I have not felt his feverish touch for a long time now. Although I try to banish the thought, I know he is caught in my destructive web. I hear him each night, wandering restlessly through the forest, calling my name. Begging me, pleading and cursing me. I hide out of sight, pining for his touch, but knowing my effect on his now so frail body.
My instincts tell me that I should approach him. Cautiously appear and let him see just a hint of me before retreating again. Make him succumb to desire and follow me. Cultivate his lust like a farmer grows his crops. Play his own feelings against him until he can think of nothing but my body and pleasure.
I curse my flesh and try to organize my own feelings. My body needs his caresses, and I find it hard to resist. How can I know if he really loves me? And how do I know if it is him that I love?
-----
After it became known that I had abandoned all thought of ever returning to my own people, some of the trolls began to treat me kindlier. There was still much harassment, but I began to feel that the coming physical change would have positive sides. Skuld was pleasant as always, but I could also sense that she looked at me with genuine affection and appreciation for leaving my old life behind for her sake.
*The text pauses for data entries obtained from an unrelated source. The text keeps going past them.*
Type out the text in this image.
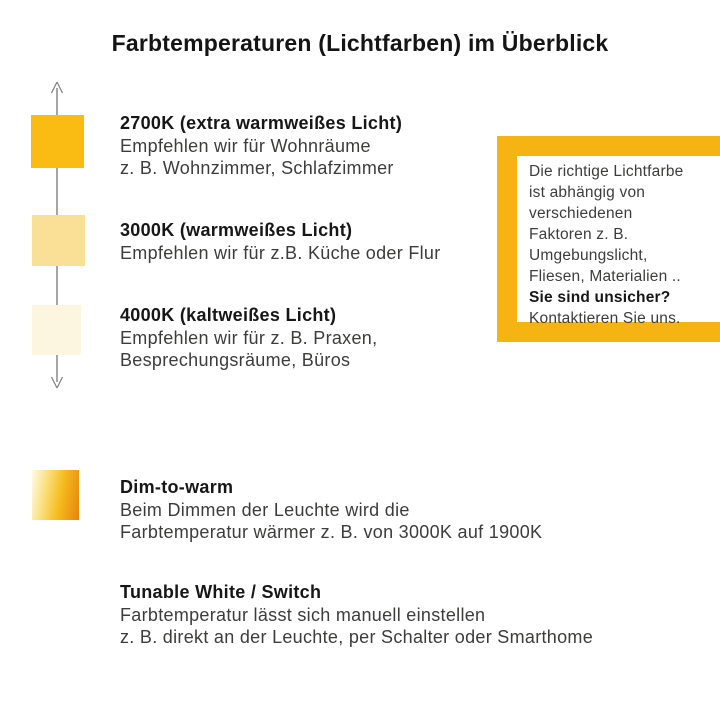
Farbtemperaturen (Lichtfarben) im Überblick
2700K (extra warmweißes Licht)
Empfehlen wir für Wohnräume
z. B. Wohnzimmer, Schlafzimmer
3000K (warmweißes Licht)
Empfehlen wir für z.B. Küche oder Flur
4000K (kaltweißes Licht)
Empfehlen wir für z. B. Praxen,
Besprechungsräume, Büros
Die richtige Lichtfarbe
ist abhängig von
verschiedenen
Faktoren z. B.
Umgebungslicht,
Fliesen, Materialien ..
Sie sind unsicher?
Kontaktieren Sie uns.
Dim-to-warm
Beim Dimmen der Leuchte wird die
Farbtemperatur wärmer z. B. von 3000K auf 1900K
Tunable White / Switch
Farbtemperatur lässt sich manuell einstellen
z. B. direkt an der Leuchte, per Schalter oder Smarthome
In troll society, as it was when humans still practiced it, magic was considered a feminine art. Something chaotic, uncontrollable and dangerous, just as the female spirit. Like a river, with equal parts destruction and life. Respected and feared. There were no sorcerers, only sorceresses. As a female, Skuld had some knowledge of the magics of her people. She understood what was necessary and made all the arrangements for my upcoming change. The secrets were kept by a few of the oldest troll hags, but all girls and women had to some degree been familiarized with the basics. Everything depended upon different herbs and ingredients meant to stimulate the forces dwelling in all things surrounding us. She filled me in only on what I needed to know, but nothing more.
I would be given a brew to prepare my soul for the dying of my body and release unto a new vessel. As a stroke of irony, there was only one person who knew how to make such a drink. She was Burr's own mother, but Skuld assured me that everyone who was allowed intimate knowledge of troll magic held their secrets and integrity higher than anything else. To misuse the magic would mean to rebel against the forces of nature themselves. I had a hard time trusting her words. I was going to die and was more than uneasy at leaving my faith within Burr's sphere of influence.
When the chosen night came, Skuld led me from our home and through a series of corridors I was unfamiliar with. Through every intersection and crossing, I could see other trolls moving in the same direction. There were few big happenings in my new society. Clearly, this was something everybody wanted to witness. The birthing of a new prince.
The air slowly became colder and less damp. A slight tang of green accompanied the steady breeze, and I realized that we were on our way to the outside. My heart rejoiced as I saw a huge stone door, slowly swinging aside as we approached. Finally, after so many weeks in darkness, I was allowed to breathe fresh air once more. A pang of panic seized me as I remembered that this was only happening so I could become a troll. Breathing fresh air did not matter anymore. My life on the surface was over. But I tried to relish the moment.